A review by lanternheart
A Darker Shade of Magic by V.E. Schwab

5.0

Simply put, this book was a delight to read. For a longtime lover of fantasy who thought the world of adult-audience fantasy had little to offer that seemed new (all sword-fights and post-George-R.R.-Martin-dragons-and-diplomats landscapes), I relished this book, and can't wait to get my hands on the second quite soon!

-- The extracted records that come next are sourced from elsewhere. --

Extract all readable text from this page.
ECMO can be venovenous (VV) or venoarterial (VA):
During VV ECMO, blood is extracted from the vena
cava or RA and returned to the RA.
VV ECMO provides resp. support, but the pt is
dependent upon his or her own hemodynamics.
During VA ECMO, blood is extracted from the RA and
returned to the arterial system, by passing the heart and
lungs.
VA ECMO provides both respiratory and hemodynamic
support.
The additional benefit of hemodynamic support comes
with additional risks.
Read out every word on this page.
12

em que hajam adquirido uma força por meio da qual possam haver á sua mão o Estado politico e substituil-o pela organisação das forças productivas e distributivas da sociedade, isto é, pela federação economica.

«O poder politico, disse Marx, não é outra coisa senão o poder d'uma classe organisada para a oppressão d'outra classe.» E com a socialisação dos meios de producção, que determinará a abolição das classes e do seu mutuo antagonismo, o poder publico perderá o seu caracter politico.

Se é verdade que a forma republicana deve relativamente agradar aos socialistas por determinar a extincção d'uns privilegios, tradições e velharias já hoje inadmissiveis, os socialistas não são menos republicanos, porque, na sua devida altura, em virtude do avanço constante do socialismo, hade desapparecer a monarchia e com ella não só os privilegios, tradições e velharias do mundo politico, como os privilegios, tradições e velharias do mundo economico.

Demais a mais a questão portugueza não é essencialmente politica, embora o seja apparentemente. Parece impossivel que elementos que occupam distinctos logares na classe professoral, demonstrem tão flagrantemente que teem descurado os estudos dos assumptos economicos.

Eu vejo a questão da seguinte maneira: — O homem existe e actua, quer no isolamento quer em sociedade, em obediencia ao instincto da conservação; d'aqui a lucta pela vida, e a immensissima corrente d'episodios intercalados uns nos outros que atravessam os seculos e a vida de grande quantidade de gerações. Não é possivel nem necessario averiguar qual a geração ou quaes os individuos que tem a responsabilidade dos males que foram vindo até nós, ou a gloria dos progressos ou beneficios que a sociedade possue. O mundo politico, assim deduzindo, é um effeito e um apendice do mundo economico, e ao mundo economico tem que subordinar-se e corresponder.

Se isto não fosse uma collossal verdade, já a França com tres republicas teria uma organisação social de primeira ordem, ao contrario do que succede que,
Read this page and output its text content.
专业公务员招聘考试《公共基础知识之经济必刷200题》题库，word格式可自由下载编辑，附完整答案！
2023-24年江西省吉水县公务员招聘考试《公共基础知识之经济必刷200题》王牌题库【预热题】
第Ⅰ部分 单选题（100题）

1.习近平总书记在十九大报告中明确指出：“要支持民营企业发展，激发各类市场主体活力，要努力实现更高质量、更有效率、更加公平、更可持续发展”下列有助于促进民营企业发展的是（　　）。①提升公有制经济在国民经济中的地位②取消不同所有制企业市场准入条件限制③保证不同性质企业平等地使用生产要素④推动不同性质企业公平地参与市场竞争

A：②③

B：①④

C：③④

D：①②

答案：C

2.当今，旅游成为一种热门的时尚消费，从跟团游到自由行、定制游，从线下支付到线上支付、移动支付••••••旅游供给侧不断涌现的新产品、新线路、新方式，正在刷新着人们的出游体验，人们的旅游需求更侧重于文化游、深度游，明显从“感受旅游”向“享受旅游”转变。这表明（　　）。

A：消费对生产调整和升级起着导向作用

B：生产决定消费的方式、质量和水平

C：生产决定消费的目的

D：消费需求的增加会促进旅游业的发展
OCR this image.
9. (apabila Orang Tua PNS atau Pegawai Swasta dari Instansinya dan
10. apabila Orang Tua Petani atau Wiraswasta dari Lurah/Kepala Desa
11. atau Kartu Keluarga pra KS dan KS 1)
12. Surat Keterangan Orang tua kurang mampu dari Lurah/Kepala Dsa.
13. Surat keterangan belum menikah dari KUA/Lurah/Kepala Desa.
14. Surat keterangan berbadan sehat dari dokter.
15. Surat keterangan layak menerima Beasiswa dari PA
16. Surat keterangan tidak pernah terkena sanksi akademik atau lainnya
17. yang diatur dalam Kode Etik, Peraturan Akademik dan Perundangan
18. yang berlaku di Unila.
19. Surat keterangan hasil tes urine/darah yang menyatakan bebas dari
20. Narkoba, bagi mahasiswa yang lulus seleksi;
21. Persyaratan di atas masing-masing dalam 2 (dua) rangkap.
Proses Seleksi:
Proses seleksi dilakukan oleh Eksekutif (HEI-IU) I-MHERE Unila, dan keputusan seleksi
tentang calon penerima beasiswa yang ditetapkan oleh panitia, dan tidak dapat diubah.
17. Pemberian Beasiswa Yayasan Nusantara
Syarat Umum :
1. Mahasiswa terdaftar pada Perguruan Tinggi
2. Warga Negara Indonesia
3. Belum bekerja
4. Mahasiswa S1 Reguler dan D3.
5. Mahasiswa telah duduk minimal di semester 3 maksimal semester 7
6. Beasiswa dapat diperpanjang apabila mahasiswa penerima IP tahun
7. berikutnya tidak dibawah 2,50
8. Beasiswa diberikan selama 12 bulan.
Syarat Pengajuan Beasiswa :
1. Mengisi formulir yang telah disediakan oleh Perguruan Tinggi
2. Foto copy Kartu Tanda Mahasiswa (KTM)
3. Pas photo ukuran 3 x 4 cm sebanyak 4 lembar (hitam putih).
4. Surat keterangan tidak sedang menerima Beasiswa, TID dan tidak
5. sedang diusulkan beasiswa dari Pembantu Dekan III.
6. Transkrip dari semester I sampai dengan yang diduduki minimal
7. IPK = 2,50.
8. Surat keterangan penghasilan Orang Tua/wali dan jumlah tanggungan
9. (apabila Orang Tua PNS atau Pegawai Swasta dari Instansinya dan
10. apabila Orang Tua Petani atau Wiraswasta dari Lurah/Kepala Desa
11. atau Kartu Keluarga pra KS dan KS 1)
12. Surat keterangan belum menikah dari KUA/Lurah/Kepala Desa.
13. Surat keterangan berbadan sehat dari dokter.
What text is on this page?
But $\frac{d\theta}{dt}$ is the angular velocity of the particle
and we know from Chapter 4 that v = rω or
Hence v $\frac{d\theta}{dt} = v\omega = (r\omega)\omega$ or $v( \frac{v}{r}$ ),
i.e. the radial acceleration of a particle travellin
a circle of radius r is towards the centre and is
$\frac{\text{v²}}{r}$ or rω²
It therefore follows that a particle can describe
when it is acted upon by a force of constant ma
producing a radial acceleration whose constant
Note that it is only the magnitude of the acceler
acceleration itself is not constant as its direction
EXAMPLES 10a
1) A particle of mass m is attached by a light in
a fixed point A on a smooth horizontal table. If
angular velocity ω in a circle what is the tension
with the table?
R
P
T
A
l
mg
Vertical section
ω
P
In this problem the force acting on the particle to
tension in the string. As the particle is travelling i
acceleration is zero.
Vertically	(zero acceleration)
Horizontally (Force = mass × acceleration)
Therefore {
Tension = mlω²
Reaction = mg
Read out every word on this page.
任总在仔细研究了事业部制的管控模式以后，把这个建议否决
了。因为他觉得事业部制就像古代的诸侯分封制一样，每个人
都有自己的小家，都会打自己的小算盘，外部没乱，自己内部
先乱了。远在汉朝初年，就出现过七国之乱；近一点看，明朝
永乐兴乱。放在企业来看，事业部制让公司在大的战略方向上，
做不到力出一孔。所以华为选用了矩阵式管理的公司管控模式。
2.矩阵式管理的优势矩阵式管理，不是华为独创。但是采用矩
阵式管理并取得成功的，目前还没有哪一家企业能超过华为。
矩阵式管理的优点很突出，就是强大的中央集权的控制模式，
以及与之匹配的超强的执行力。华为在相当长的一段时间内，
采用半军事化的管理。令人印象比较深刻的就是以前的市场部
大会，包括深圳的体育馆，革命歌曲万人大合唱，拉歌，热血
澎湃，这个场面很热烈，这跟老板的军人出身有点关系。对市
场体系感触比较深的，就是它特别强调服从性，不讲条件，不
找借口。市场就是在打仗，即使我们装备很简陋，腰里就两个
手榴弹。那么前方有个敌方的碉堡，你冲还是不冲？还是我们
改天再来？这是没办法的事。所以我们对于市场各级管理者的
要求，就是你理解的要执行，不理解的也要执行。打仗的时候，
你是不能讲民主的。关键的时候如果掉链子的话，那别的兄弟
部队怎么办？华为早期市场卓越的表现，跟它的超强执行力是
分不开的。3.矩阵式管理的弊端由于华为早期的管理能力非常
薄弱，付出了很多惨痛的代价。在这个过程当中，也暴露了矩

One of the many things I loved about Schwab's writing, and the only one I shall go into detail about, was the development of the dynamic between Kell and Lila. Not only was it slow-paced, given time to grow despite the book's relative quick-paced action, but it was fully allowed to do so. In comparison to much young adult fantasy, or even adult-audience fantasy, that I've read before and become disappointed with, Kell and Lila's friendship was allowed to develop and ally itself before the book ended, before they'd even kissed (twice). Though the book ends with the two having kissed and found something of "feelings" for one another, it does not overly throw the two into this newfound relationship: they aren't professing starry-eyed love for each other and only each other, having sex like it's the end of the world, or already thinking about growing old together. This is a new relationship, a new friendship, and it's allowed to be such through Schwab's writing.

The characters are believably, achingly human (even if they're Antari - shush, allow me a metaphor), partially because despite their fantastical settings, they share our struggles. How much of power, when given to us, is a good thing, is found in the stone. Lila's desire to escape her mundane life in Grey London is a slice of our own desire, as readers, to escape into Schwab's lushly painted and power-tainted landscape, and the author allows us to get carried alongside her and an ever-increasingly richly developed Kell. I'll admit, I thought he would be one-dimensional at the book's beginning, and I was struck at the end by just how wrong that initial assumption had been.

I ate this book up, and I cannot wait to devour the next. I know I'll be eagerly gunning for my library card tomorrow.